Abstract

An atomic pile “goes critical” when a chain reaction of nuclear fission becomes self-sustaining; for an atomic pile, or an atomic bomb, there is some minimum amount of fissionable material that has to be compacted together to keep the reaction from petering out. … The principle of critical mass is so simple that it is no wonder that it shows up in epidemiology, fashion, survival and extinction of species, language systems, racial integration, jaywalking, panic behavior, and political movements. Thomas C. Schelling (1978, p. 89) The idea of the critical mass is central to many understandings of collective action. Social movement activists, community leaders, and fund-raisers use the term when they talk about getting together enough resources to accomplish some goal.
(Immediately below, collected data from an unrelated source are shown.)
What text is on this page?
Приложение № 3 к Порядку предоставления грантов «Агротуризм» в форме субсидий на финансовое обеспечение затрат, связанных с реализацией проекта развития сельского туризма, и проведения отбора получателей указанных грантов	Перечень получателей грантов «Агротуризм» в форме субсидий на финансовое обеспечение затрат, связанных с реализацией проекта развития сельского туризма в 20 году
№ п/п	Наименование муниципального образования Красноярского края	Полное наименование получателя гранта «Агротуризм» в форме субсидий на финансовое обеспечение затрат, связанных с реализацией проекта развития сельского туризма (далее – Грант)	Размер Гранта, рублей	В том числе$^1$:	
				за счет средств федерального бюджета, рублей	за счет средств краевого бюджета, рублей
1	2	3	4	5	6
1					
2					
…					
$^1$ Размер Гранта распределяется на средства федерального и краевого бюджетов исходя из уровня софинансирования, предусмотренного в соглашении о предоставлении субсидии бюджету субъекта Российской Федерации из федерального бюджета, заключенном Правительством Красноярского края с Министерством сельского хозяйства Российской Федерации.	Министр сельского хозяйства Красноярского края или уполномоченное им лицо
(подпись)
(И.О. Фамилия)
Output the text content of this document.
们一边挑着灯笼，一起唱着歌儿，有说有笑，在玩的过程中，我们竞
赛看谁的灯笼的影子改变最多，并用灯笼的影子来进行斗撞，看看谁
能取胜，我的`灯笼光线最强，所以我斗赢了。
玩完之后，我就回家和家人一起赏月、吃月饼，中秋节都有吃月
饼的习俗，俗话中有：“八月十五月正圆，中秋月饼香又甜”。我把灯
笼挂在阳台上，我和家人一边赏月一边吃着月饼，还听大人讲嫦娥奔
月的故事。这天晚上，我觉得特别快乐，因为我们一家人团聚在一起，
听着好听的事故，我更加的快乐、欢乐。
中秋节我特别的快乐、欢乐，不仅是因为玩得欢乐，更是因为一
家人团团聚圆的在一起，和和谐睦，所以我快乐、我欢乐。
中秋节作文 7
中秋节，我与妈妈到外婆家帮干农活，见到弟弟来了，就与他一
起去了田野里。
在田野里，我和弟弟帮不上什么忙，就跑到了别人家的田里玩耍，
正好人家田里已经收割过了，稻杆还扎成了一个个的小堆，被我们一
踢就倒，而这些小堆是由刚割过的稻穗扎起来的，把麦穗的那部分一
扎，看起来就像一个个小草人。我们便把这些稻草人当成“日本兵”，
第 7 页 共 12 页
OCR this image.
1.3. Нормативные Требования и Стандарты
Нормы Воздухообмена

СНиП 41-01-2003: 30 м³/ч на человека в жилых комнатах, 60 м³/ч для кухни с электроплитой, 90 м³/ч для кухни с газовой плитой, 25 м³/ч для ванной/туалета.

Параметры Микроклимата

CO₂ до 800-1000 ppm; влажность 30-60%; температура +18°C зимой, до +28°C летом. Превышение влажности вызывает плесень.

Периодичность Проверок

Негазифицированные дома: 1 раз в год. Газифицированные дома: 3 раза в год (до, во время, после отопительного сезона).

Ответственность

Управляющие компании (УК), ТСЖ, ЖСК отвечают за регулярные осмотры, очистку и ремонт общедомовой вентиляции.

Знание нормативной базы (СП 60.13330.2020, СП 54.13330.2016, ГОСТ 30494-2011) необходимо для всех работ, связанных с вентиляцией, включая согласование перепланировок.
They express the understanding that it takes some minimum number of people or some minimum accumulation of seed money to draw in the participation and contributions of others. The phenomenon can also be seen in other, less intentional forms of collective action. Lynchings, wildcat strikes, and riots proceed when people become convinced that enough others are participating. Detailed observational studies of spontaneous collective action show incipient “organizers” calling to others to join their action, and they show potential participants talking to each other and reaching a common agreement about who will act (see McPhail 1971; Berk 1974; Fantasia 1988). The riot was the archetypal phenomenon of interest for early analysts of collective action.